日本では、月は古代から愛され、和歌、俳句や数々の物語に現れるばかりではなく、新月、三日月、上弦の月、朧月、清月、雨月、薄月、霽月など変わりゆく様子をとらえた呼び名がたくさんある。その語彙の多さこそが人々の月に対する想いの深さの証拠だ。
そして、月のその魅惑的な引力について考えるとき、『竹取物語』を思い浮かべる人は少なくないだろう。あの物語ほど、月の謎を最大限に表現している作品はない、などと夜に洗濯物を干しながら物語の世界へと引き込まれていく私(もはや洗濯物はそっちのけ)……。
ラスボス「帝」にだって手加減はしなかった
以前、『竹取物語』(作者不詳)について書いたとき(「かぐや姫」に隠された恐怖の裏ストーリー)は、前半で展開されるユーモアたっぷりの求婚者たちへの難題や、作者不詳の当時の権力者の描き方に感心するあまりに、かぐや姫の冷酷な側面しか紹介していなかった。姫へのお詫びの気持ちも込めて、今回は物語の中に見え隠れする愛と思いやり、情けと情熱を探ってみたい。かぐや姫は月と同じように、静かで美しい顔と、ちょっぴり怖い顔を両方持ち合わせている魅力的な人物だからだ。
作者不詳の抜群なギャグセンスが思う存分発揮されている前半は完成度が非常に高く、後半への期待値はがぜん高まる。かぐや姫のキャラクターも物語が進むにつれ輪郭がハッキリとしてきて、しっかりとしたパーソナリティのある女性として描かれていく。
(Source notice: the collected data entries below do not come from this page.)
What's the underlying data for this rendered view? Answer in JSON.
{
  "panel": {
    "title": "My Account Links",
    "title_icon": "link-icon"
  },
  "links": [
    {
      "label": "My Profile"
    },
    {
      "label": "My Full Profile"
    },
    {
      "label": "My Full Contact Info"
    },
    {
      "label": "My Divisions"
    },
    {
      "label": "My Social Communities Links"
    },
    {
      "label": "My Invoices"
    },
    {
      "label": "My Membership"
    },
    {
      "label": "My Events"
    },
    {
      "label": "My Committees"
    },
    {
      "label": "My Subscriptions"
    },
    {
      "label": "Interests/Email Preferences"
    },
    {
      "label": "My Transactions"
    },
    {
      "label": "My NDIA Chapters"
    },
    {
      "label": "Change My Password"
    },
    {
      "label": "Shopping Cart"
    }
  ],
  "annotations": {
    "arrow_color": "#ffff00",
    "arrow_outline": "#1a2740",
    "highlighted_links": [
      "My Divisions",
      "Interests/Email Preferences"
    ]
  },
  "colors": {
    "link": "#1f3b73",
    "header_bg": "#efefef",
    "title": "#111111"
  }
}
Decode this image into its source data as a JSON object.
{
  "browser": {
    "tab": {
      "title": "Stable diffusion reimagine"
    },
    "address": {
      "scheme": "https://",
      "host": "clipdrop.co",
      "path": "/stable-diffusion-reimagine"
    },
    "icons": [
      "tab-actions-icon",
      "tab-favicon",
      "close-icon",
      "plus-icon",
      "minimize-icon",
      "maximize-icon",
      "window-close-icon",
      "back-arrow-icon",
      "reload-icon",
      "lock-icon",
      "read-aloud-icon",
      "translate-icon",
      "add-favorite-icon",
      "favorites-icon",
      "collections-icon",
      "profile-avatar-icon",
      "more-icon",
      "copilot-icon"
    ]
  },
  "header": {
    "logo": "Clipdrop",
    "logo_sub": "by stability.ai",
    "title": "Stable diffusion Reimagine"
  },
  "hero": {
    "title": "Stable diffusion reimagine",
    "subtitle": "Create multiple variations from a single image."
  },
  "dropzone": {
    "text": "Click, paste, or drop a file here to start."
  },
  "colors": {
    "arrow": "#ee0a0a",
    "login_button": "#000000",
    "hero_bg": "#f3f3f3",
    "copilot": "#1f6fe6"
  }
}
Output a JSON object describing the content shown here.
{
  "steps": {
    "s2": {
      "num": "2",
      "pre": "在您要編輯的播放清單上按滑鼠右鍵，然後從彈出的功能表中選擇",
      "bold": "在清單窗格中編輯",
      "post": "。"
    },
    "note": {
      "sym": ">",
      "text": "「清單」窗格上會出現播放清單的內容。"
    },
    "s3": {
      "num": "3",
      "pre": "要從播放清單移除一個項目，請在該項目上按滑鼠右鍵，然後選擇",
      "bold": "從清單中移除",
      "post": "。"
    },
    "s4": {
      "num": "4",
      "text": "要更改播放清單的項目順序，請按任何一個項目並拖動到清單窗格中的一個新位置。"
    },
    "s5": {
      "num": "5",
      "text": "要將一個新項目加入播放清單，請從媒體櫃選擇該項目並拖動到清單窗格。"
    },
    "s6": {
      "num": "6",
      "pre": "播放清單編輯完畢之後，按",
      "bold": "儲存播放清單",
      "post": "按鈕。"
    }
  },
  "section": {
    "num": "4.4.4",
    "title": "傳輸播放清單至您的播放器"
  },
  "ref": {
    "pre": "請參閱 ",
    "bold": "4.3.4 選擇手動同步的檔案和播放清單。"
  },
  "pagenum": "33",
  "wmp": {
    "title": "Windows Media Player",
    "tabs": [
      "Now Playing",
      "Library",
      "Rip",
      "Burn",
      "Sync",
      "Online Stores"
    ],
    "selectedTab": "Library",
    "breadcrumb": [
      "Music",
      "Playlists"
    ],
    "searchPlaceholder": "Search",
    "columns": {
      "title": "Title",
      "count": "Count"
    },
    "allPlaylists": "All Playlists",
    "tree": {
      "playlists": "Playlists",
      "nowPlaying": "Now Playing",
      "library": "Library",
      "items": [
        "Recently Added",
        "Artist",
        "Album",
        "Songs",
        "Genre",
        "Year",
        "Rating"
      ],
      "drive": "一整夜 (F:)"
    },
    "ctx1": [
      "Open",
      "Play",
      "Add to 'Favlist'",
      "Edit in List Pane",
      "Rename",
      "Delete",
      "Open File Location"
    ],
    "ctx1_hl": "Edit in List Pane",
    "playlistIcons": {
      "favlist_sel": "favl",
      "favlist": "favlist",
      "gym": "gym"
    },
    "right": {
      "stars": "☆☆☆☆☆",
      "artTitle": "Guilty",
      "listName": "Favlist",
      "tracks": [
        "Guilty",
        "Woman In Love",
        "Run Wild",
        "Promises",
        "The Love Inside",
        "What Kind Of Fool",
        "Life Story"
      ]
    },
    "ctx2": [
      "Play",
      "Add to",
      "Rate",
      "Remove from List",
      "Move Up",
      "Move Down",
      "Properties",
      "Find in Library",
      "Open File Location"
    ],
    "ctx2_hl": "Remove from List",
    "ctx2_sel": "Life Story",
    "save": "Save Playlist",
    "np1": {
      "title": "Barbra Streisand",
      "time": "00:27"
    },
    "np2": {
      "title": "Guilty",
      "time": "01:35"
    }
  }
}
後半の見せ場はなんといってもラスボスこと、帝が登場である。ほかの求婚者に関して手加減を一切しなかった作者不詳だが、さすがに帝となると滑稽な姿にするわけにはまいりませぬ。とはいえ、5人の求婚者とそれほど描き方が異なるわけでもなく、かぐや姫の反応は以前に比べて少し優しめとはいえ、権力に屈する素振りをみじんも見せていない。
ほかの求婚者同様、うわさだけですでに興味津々、情熱が燃え上がる帝。しかし、まさか障子のすき間から女性を覗きに行くわけにもいかないので、内侍司という役所の高級女官に命じて様子を見に行ってもらうことに。数々の男性を貶めて笑い物にしてきた、謎に包まれた絶世の美女を自分のものにするチャンスがすぐそこに……とうっとりする帝。しかし、そう簡単にはいかない。